The agreement with Tirana and the nervousness in the majority
But a certain nervousness, to be honest, can also be felt among the majority, not so much on the premiership but on the other major dossier that continues to hold center stage: the surprise agreement on migrants reached between Rome and Tirana, an agreement that yesterday was made public by the Albanian government, while there continues to be no trace of it on the Italian executive website.
Meanwhile from Palazzo Chigi they confirm that no parliamentary passage is envisaged on the agreement as loudly requested by the opposition. In revolt, once again. “It’s unacceptable”, thunders the dem secretariat Elly Schlein, while Carlo Calenda sees in the Memorandum with Tirana “a boomerang”, “yet another commercial” for the M5S leader Giuseppe Conte.

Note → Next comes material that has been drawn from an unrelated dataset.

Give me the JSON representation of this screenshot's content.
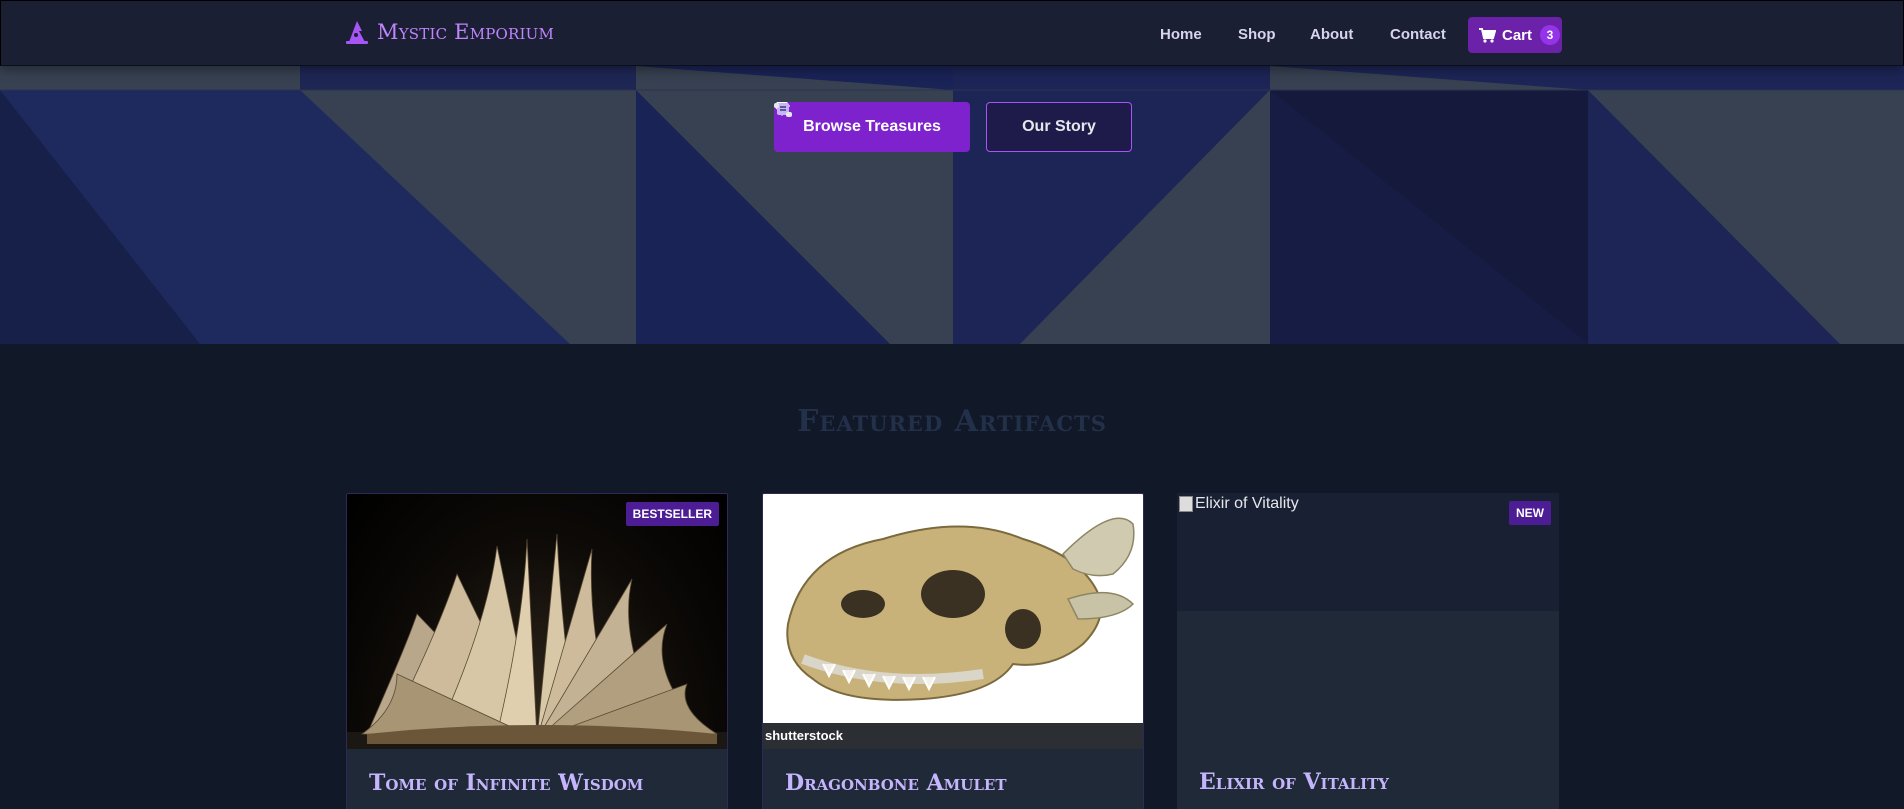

But the eyes are focused above all on the majority: the unusual silence of Matteo Salvini which lasted almost 24 hours, the doubts in the small groups of Forzista deputies gathered in the Transatlantic – “they did something dirty to Antonio…”; “our secretary didn’t know anything, they played a really bad joke on him”, some of the outbursts collected by Adnkronos – push the two deputy prime ministers to deny friction. “There is no bad mood from Matteo Salvini towards Giorgia Meloni”, he assures via Bellerio, branding the agreement with Tirana as “useful and positive”. In the meantime, the Foreign Minister and national secretary of FI Antonio Tajani makes it clear in the chat of the Italian parliamentarians: “Be careful not to fall into the traps!’. It is false that I was not informed of the agreement with Albania, for the simple fact that the entire Ministry of Foreign Affairs built that agreement by collaborating with Palazzo Chigi and 3 other ministries”, the message entrusted to his men.

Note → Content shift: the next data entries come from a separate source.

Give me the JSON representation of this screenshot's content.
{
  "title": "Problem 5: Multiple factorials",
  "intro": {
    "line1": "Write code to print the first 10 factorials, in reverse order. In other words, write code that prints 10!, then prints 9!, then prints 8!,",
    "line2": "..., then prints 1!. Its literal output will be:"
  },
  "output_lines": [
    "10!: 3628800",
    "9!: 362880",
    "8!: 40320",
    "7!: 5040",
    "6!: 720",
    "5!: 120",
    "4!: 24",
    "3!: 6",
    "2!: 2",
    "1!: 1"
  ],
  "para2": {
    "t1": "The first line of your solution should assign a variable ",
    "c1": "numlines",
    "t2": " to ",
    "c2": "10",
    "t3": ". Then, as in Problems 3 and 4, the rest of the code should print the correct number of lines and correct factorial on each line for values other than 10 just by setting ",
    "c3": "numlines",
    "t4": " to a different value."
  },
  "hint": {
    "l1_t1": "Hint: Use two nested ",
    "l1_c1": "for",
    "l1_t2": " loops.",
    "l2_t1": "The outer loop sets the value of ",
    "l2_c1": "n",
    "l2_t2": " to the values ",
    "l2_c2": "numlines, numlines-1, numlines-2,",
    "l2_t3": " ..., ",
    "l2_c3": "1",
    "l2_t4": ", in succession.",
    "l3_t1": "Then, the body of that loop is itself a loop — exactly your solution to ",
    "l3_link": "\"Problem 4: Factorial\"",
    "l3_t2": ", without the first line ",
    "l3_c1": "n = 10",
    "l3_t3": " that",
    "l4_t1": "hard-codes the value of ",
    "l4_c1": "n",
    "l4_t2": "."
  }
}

To stop what has now turned into an avalanche, Palazzo Chigi also comes into play, with anonymous sources labeling as “totally imaginative” the reconstructions “according to which the Italy-Albania agreement would not have been shared by the Prime Minister with the Government allies. On the contrary, there was the full involvement of the two deputy prime ministers Salvini and Tajani from the beginning and the agreement was built step by step with the total collaboration of the ministries involved, starting from the Ministry of Foreign Affairs, Interior and Justice”.
“I only trust my conscience”
So Tajani, Salvini, Piantedosi and Nordio knew: no mid-August blitz, the message coming from the prime minister. Which, in Bruno Vespa’s book out today, admits once again that he “expects more” on immigration, “even if we are faced with an extremely difficult context, I would say unprecedented, for a change. I promised that I would block irregular immigration, I have worked on it and I work on it a lot. And I can say, in my heart, that I am certain that if I had not done the enormous work that I did, especially at a diplomatic level, the numbers of entries would have been much higher high” and this is because “the wave of migration affects millions of people. No one can stop it unless the Arab and African countries concerned are involved.”
Still on Vespa, Meloni says she trusts only herself, “my conscience”, and that she is only interested in “the judgment of Italians”. She lets a certain loneliness shine through. “You know how athletes stand in the blocks? Their brain isolates them: they only think about the race. When they shoot, they start focused only on that.” And in this race also Giorgia Meloni “I missed it – she says -. Sometimes they tell me ‘I miss you’, and I reply ‘I miss you too’. This is a role that takes everything away from you, and you can only do it if you really believe it.”